Dès le préambule, la déclaration s’inscrit dans l’axe d’une globalisation naissante et d’une relation toujours plus grande entre les humains, créés par Dieu (Gn 1.2). Reconnaissant une sensibilité religieuse au cœur de tous les peuples, il s’attarde très peu sur les religions asiatiques (hindouisme, bouddhisme), il n’est pas plus loquace sur l’Islam. Par contre, le regard sur le judaïsme est plus développé; l’étude des deux Testaments, réalisée par le mouvement biblique antérieur au concile, y est sous-tendue. Enfin, le concile parle d’une fraternité universelle excluant toute discrimination, rejoignant l’encyclique Pacem in terris (1963) et la Constitution pastorale Gaudium et spes (1965).

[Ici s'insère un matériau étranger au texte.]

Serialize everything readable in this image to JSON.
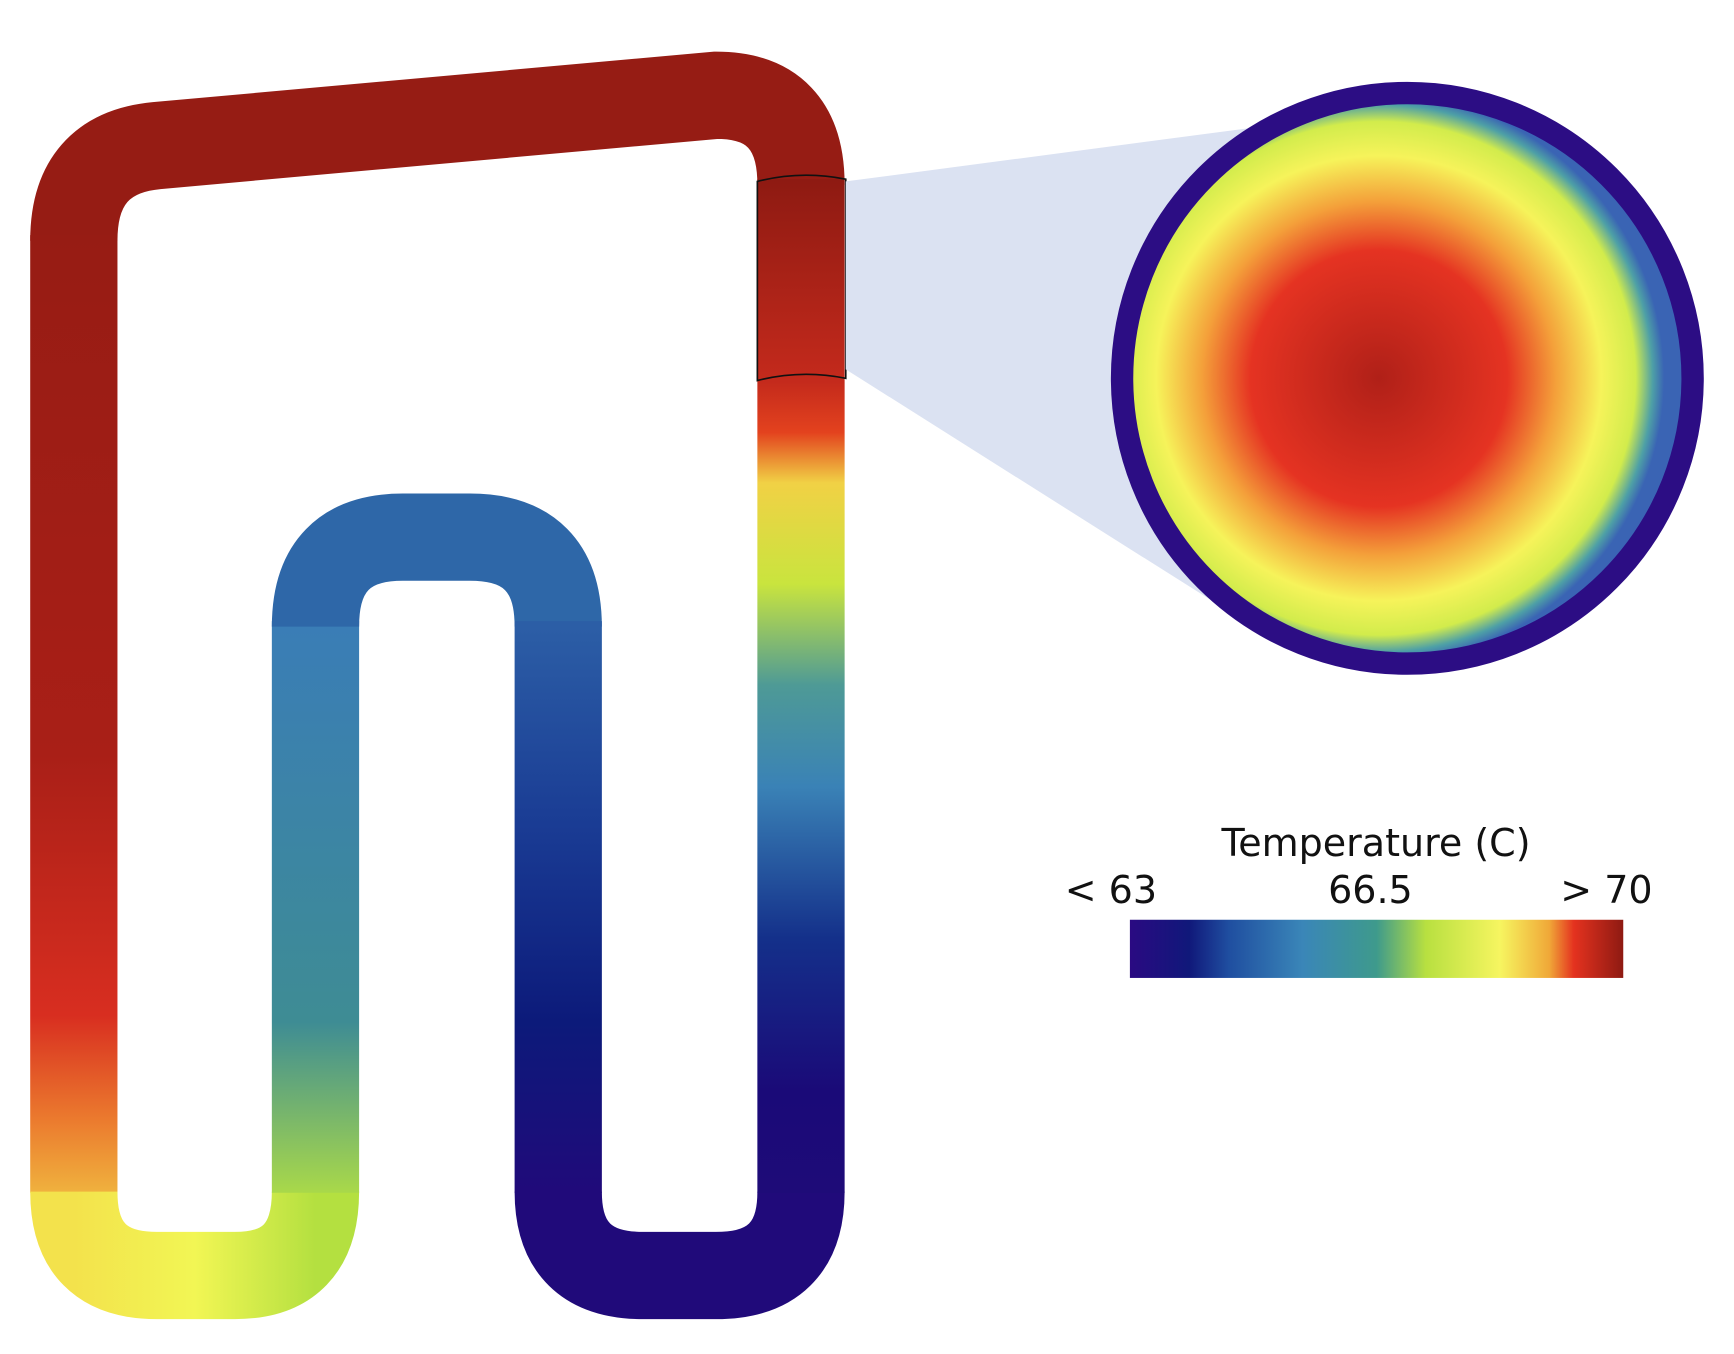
{
  "legend": {
    "title": "Temperature (C)",
    "labels": [
      "< 63",
      "66.5",
      "> 70"
    ]
  }
}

Se référant à St Jean : Qui n’aime pas ne connaît pas Dieu (I Jn 4, 8), Paul VI écrit : Par là est sapé le fondement de toute théorie ou de toute pratique qui introduit entre homme et homme, entre peuple et peuple, une discrimination en ce qui concerne la dignité humaine et les droits qui en découlent.

De fait, nous ne pouvons pas regarder le dialogue interreligieux sans lire une autre Déclaration sur la liberté religieuse, Dignitatis Humanae, du 7 décembre 1965. Cette déclaration est sous-titrée : Le droit de la personne et des communautés à la liberté sociale et civile en matière religieuse. Plus longue que Nostra Aetate, cette déclaration a déjà fait couler beaucoup d’encre. Dans les contextes politiques (plus durs), elle mérite une attention toute spéciale.

En 1968, Jean Séguy a étudié et publié un article sur le phénomène sociologique de l’œcuménisme. Il a peaufiné sa pensée en publiant, en 1973, un livre sur Les conflits du dialogue[1]. Il analyse une typologie des formes de dialogue entre corps religieux. Il parle d’œcuménismes interreligieux soit ceux qui font entrer en communication des religions différentes, et d’oecuménismes religieux non chrétiens, soit les pan-islamisme, pan-bouddhisme, etc. Dans ce livre, l’auteur cite Bryan L. Wilson, qui décrit la sécularisation comme le fait que la religion – considérée comme manière de penser, comme ensemble de pratiques particulières, et  comme institutionnalisation et organisation de ces modèles de pensée et d’action. Pour conclure, l’auteur parle d’un «troisième homme», sorte de «médiateur», à introduire dans le dialogue afin de ne pas tomber dans des dérives, souvent apologétiques (affaiblir l’autre pour «gagner du terrain»). Cependant, il ne sait lui donner un «profil». Et si c’était l’Esprit-Saint ?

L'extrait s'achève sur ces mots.